Une histoire dans laquelle l'être humain n'est plus en mesure d'assurer sa survie, abêti par sa technologie, une histoire qui, espérons le, ne sera pas celle de demain.

Bon le coup du repas pas prêt et du ménage à désirer pour l'ensemble des messieurs qu'il soit Monsieur Patricia ou ses collègues, ça me laisse perplexe. En même temps... c'est toujours la même chanson finalement, vous avez raison.

   Cristale   
2/4/2026
trouve l'écriture
très aboutie
et
aime beaucoup
Voici une "bonne" nouvelle tellement proche de la vraie vie.

Bonjour Embellie,

Ici l'addiction prend des proportions dramatiques en vidant les entreprises, les commerces et tout ce qui fait l'activité humaine économique et de loisirs.
C'est bien vu, bien anticipé, suspendu entre fiction et réalité.

L'image un peu rétro de la ménagère, bobonne à la maison qui n'a pas fait les courses, le ménage, ni préparé le repas pour "môssieur" quand il va rentrer me chiffonne un peu. Quoi qu'il en soit, lui aussi se laisse piéger par l'écran qui l'entraîne dans ses espaces virtuels chronophages.
L'on croirait une forme nouvelle de virus incurable, d'ailleurs l'image des villes sans embouteillages évoque un relativement proche confinement.

Le suspens va crescendo et la fin est digne d'un conte de "faits" avec l'arrivée surprenante de ces extra-terrestres.

J'aime beaucoup cette écriture.
Bravo !

   Corto   
2/4/2026
trouve l'écriture
aboutie
et
aime bien
Bien vu cette problématique infernale. On regarde, on se reconnait un peu, beaucoup, ou plus.
Le téléphone vient compléter le piège, pourquoi pas un petit jeu ? Mais si je vais gagner !!!
Comme la technologie poursuit sa course on nous amène sur un plateau une belle IA...que je traduis volontiers par "Imbécillités Agglomérées", exceptions à vérifier mises à part...
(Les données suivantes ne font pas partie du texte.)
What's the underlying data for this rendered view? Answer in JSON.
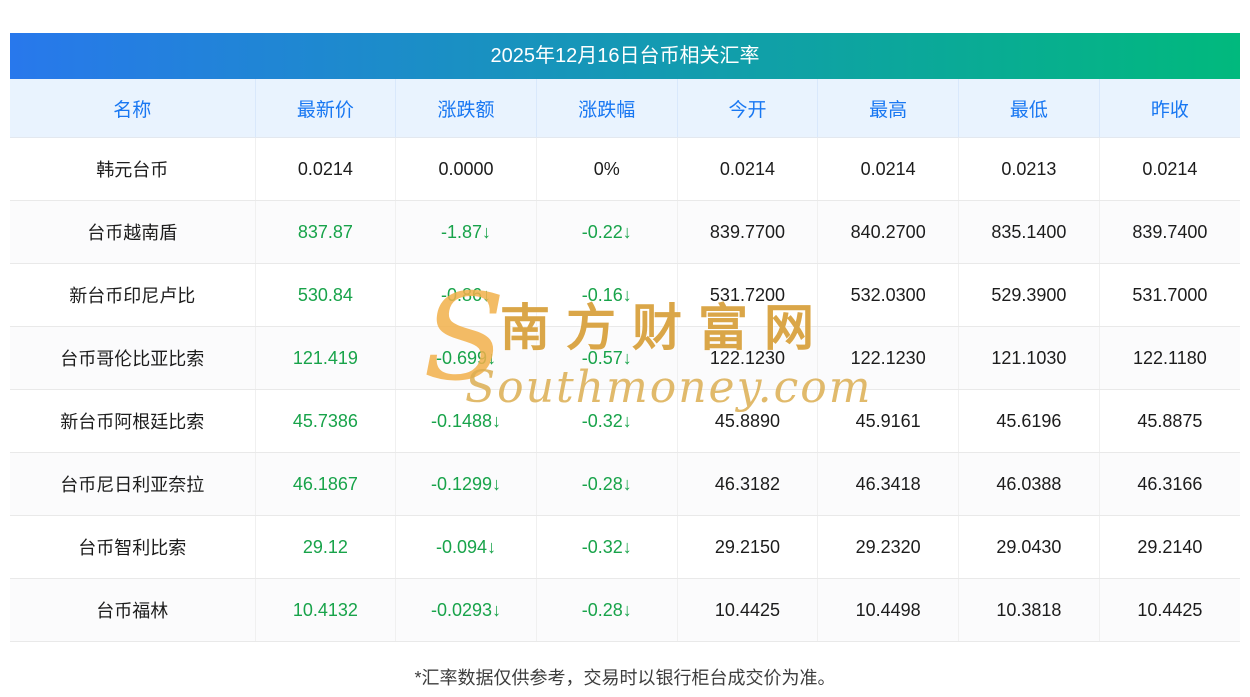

Le futur en est-il maîtrisable ? Bigre, votre texte a bien ciblé...

Merci.

   Passant75   
2/4/2026
trouve l'écriture
aboutie
et
aime bien
Peut-on guérir d’une addiction, même quand on en est prévenu ? Vaste question ! L’auteur y répond d’une plume alerte quoique des plus pessimistes. À considérer que la vie ne consiste qu’à faire face à un écran et non à des individus, on finit par en mourir !

On comprend mieux pourquoi les créatifs de la Silicon Valley limitent le temps que passent leurs enfants devant les écrans.
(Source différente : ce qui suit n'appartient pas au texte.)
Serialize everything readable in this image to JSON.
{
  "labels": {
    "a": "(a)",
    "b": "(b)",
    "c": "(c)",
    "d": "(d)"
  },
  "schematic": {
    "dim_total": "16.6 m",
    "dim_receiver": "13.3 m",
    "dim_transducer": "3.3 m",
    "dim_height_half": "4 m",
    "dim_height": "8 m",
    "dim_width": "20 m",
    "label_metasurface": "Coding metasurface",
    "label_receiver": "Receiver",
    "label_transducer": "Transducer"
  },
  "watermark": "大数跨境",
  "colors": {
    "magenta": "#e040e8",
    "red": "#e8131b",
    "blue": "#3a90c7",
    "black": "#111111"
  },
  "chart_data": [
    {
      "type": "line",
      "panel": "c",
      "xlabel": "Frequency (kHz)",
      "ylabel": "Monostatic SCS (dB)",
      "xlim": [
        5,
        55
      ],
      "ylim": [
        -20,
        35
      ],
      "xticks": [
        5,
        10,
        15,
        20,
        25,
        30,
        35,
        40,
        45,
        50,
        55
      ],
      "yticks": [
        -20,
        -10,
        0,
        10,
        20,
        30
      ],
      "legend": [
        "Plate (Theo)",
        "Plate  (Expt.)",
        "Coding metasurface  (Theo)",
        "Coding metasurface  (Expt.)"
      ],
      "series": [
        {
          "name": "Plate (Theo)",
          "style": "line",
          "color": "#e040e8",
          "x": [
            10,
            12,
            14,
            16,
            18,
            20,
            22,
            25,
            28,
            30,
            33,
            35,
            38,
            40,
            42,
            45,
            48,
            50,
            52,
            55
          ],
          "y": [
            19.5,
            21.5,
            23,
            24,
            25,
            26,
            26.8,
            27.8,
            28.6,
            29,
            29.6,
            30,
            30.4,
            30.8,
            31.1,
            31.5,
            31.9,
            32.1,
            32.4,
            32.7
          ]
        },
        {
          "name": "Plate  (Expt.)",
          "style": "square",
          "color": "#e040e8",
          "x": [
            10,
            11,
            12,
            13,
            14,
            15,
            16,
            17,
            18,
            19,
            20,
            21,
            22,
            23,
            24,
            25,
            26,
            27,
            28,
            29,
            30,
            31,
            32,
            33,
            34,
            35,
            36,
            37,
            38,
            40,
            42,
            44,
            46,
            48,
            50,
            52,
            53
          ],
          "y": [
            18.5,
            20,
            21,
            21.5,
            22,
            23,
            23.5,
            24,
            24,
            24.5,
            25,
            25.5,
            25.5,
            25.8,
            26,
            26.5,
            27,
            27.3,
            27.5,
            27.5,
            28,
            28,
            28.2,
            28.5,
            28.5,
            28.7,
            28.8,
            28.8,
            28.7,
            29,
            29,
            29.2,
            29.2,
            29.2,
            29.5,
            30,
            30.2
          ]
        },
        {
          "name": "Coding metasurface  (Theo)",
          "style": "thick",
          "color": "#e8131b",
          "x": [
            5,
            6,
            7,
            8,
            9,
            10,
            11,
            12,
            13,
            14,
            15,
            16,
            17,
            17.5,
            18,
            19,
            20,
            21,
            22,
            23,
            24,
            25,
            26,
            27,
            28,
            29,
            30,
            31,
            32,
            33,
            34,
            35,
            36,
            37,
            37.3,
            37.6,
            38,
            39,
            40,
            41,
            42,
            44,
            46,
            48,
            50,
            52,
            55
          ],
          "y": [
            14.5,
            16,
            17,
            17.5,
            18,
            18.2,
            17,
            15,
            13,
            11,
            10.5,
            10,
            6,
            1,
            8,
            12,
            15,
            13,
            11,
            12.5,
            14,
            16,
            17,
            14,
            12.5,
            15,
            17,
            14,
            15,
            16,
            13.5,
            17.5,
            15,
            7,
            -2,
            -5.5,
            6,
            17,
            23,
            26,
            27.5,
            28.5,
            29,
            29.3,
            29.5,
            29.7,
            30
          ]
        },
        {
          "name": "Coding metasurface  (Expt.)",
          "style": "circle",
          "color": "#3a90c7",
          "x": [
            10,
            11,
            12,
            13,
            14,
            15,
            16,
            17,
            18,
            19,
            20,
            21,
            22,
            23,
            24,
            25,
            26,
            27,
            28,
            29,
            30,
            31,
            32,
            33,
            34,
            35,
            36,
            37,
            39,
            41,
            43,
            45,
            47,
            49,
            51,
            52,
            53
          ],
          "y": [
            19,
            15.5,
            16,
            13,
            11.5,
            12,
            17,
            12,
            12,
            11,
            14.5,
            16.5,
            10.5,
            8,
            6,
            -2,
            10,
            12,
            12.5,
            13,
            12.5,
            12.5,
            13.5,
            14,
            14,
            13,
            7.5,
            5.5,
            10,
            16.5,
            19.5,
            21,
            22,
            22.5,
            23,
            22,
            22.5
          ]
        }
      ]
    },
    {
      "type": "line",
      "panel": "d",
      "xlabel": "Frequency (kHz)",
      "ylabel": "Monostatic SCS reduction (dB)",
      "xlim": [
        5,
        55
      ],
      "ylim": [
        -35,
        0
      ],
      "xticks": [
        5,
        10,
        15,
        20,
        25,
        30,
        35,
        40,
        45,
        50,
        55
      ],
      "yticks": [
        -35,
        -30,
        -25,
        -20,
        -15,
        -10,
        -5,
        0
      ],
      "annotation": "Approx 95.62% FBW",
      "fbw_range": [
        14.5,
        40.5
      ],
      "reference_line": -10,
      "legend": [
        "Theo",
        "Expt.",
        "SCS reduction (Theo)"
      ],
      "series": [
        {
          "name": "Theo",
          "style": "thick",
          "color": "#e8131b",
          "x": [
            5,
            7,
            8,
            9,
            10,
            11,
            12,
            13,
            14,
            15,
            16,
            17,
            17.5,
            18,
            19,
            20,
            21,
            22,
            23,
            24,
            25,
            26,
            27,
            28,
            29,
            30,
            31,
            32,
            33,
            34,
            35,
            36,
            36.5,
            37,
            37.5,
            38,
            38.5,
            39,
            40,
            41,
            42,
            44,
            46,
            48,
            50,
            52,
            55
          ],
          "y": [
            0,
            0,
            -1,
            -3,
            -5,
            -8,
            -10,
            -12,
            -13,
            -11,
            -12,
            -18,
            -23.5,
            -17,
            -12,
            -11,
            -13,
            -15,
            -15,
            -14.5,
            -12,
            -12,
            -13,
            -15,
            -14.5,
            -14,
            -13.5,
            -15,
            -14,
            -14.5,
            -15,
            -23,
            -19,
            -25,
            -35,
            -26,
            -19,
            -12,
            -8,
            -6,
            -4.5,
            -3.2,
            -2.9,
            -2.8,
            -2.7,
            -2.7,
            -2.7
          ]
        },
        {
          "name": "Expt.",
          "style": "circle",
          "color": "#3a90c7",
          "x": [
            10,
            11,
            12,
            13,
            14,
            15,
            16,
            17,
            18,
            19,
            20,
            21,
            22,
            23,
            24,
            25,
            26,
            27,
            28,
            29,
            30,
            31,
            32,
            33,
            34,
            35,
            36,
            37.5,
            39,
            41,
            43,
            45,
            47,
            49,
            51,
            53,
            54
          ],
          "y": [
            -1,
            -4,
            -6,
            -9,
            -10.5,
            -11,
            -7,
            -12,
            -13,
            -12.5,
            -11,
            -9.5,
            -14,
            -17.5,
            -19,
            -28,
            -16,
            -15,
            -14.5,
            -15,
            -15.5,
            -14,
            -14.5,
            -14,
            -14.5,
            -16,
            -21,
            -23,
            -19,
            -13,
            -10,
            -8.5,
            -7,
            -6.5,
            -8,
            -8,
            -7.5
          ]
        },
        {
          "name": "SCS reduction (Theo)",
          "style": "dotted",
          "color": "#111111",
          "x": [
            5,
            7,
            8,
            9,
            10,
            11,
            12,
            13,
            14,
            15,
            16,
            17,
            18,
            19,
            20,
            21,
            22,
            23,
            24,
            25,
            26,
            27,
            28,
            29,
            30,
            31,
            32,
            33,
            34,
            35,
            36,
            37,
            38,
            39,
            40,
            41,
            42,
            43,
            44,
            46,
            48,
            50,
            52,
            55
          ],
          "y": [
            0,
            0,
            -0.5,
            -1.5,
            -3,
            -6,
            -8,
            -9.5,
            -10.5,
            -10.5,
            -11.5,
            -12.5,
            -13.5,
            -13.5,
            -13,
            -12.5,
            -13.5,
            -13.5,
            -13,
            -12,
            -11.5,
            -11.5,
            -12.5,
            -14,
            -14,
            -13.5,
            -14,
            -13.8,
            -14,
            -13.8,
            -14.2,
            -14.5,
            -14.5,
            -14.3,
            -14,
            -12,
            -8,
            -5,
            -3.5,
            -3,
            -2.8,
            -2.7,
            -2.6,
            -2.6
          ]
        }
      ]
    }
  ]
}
J’ai particulièrement apprécié « enveloppés de toiles d’araignées comme chrysalides en cocons ».

   papipoete   
2/4/2026
trouve l'écriture
aboutie
et
aime bien
bonjour embellie
Ces belles dames qui passaient des heures devant leur miroir, lui demandant
- dis-moi oh mon beau, qui est la plus belle ?
en oubliaient la vie qui passe, et les devoirs de s'habiller, aux travaux vaquer avec le mari, se soucier de l'ambiance sous le toit, n'ont plus d'yeux que pour l'écran ( du matin du midi du soir )
pourquoi s'en priver, puisque c'est un cadeau du mari chéri......
NB une chronique rondement menée, et sa rédaction facile à lire, et sourire !
que demander de plus ?

   Mikard   
2/4/2026
trouve l'écriture
aboutie
et
aime beaucoup
Ça fait peur cette histoire, je suis en train de culpabiliser derrière mon clavier … allez, tant pis !
J’ai bien aimé, même si le propos est terrible, il n’y a rien d’angoissant, le texte déroule tranquille avec un peu d’humour çà et là pour faire passer.
Un joli conte moderne … la société se liquéfie, mais bon ça se passe dans la bonne humeur.
Les martiens qui viennent constater les dégâts, avec un peu de condescendance, ça c’est le petit plus !
A bientôt
Mik

   Marite   
3/4/2026
trouve l'écriture
aboutie
et
aime bien
Tellement bien décrite cette addiction à l'ordinateur et aux possibilités d'échanges qu'il offre, en grignotant inexorablement le temps au point de nous faire abandonner les moments importants de la vie réelle. Ce récit se lit d'une traite et apparaît si réaliste que je l'ai terminé avec le sourire en espérant que les petits hommes verts tenteront de réveiller les "chrysalides en cocons" par simple curiosité pour voir ce qu'il en sortira ...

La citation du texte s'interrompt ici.